### Section II. Of the infinite divisibility of space and time.

WHEREVER ideas are adequate representations of objects, the relations, contradictions and agreements of the ideas are all applicable to the objects; and this we may in general observe to be the foundation of all human knowledge. But our ideas are adequate representations of the most minute parts of extension; and through whatever divisions and subdivisions we may suppose these parts to be arrived at, they can never become inferior to some ideas, which we form. The plain consequence is, that whatever appears impossible and contradictory upon the comparison of these ideas, must be really impossible and contradictory, without any farther excuse or evasion.

Every thing capable of being infinitely divided contains an infinite
number of parts; otherwise the division would be stopped short by the
indivisible parts, which we should immediately arrive at. If therefore any
finite extension be infinitely divisible, it can be no contradiction to
suppose, that a finite extension contains an infinite number of parts: And
vice versa, if it be a contradiction to
suppose, that a finite extension contains an infinite number of parts, no
finite extension can be infinitely divisible. But that this latter
supposition is absurd, I easily convince myself by the consideration of my
clear ideas. I first take the least idea I can form of a part of extension,
and being certain that there is nothing more minute than this idea, I
conclude, that whatever I discover by its means must be a real quality of
extension. I then repeat this idea once, twice, thrice, etc. and find the
compound idea of extension, arising from its repetition, always to augment,
and become double, triple, quadruple, etc. till at last it swells up to a
considerable bulk, greater or smaller, in proportion as I repeat more or
less the same idea. When I stop in the addition of parts, the idea of
extension ceases to augment; and were I to carry on the addition in infinitum, I clearly perceive, that the idea of
extension must also become infinite. Upon the whole, I conclude, that the
idea of all infinite number of parts is individually the same idea with that
of an infinite extension; that no finite extension is capable of containing
an infinite number of parts; and consequently that no finite extension is
infinitely divisible^{1}.

I may subjoin another argument proposed by a noted author^{2}, which seems to me very strong and beautiful.
'Tis evident, that existence in itself belongs only to unity, and is never
applicable to number, but on account of the unites, of which the number is
composed. Twenty men may be said to exist; but 'tis only because one, two,
three, four, etc. are existent; and if you deny the existence of the latter,
that of the former falls of course. 'Tis therefore utterly absurd to suppose
any number to exist, and yet deny the existence of unites; and as extension
is always a number, according to the common sentiment of metaphysicians, and
never resolves itself into any unite or indivisible quantity, it follows,
that extension can never at all exist. 'Tis in vain to reply, that any
determinate quantity of extension is an unite; but such-a-one as admits of
an infinite number of fractions, and is inexhaustible in its sub-divisions.
For by the same rule these twenty men may be
considered as a unite. The whole globe of the earth, nay the whole
universe may be considered as an unite. That
term of unity is merely a fictitious denomination, which the mind may apply
to any quantity of objects it collects together; nor can such an unity any
more exist alone than number can, as being in reality a true number. But the
unity, which can exist alone, and whose existence is necessary to that of
all number, is of another kind, and must be perfectly indivisible, and
incapable of being resolved into any lesser unity.

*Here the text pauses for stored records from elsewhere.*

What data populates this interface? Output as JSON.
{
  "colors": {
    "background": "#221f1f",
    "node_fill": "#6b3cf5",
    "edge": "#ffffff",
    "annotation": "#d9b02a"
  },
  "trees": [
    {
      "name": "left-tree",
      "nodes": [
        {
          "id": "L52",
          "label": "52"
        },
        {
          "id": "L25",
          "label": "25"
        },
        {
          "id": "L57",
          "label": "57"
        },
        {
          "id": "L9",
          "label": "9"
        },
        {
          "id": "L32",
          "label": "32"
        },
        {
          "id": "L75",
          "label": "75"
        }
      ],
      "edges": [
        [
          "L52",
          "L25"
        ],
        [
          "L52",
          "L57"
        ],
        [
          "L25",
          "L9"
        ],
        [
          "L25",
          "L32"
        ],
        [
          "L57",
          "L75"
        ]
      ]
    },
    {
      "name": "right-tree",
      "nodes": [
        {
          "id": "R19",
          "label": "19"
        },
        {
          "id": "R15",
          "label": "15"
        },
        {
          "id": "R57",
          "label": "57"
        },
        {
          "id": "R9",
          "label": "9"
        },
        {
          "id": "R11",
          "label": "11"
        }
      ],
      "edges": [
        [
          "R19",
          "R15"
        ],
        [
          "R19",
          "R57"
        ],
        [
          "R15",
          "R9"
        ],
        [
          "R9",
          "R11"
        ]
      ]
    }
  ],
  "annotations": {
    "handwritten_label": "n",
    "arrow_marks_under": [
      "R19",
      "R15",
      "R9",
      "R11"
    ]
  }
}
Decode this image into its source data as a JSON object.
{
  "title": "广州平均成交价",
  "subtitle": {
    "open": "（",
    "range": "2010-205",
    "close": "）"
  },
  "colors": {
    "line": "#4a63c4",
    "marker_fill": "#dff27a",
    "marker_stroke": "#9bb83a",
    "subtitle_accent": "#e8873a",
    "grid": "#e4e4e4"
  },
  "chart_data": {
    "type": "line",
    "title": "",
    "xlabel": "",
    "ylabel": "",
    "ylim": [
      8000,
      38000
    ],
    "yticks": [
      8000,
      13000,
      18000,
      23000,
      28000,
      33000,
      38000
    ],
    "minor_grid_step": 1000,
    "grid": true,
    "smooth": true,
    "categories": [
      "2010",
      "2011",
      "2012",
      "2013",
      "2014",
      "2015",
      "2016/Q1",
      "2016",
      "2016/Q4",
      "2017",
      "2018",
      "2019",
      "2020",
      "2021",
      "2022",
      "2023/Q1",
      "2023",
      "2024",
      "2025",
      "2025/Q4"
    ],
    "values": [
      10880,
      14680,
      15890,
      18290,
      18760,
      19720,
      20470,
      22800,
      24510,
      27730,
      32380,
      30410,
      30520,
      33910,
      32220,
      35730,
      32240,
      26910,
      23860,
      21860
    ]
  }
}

1. It has been objected to me, that infinite divisibility supposes only an infinite number of proportional not of aliqiot parts, and that an infinite number of proportional parts does not form an infinite extension. But this distinction is entirely frivolous. Whether these parts be called aliquot or proportional, they cannot be inferior to those minute parts we conceive; and therefore cannot form a less extension by their conjunction.

2. Mons. Malezieu.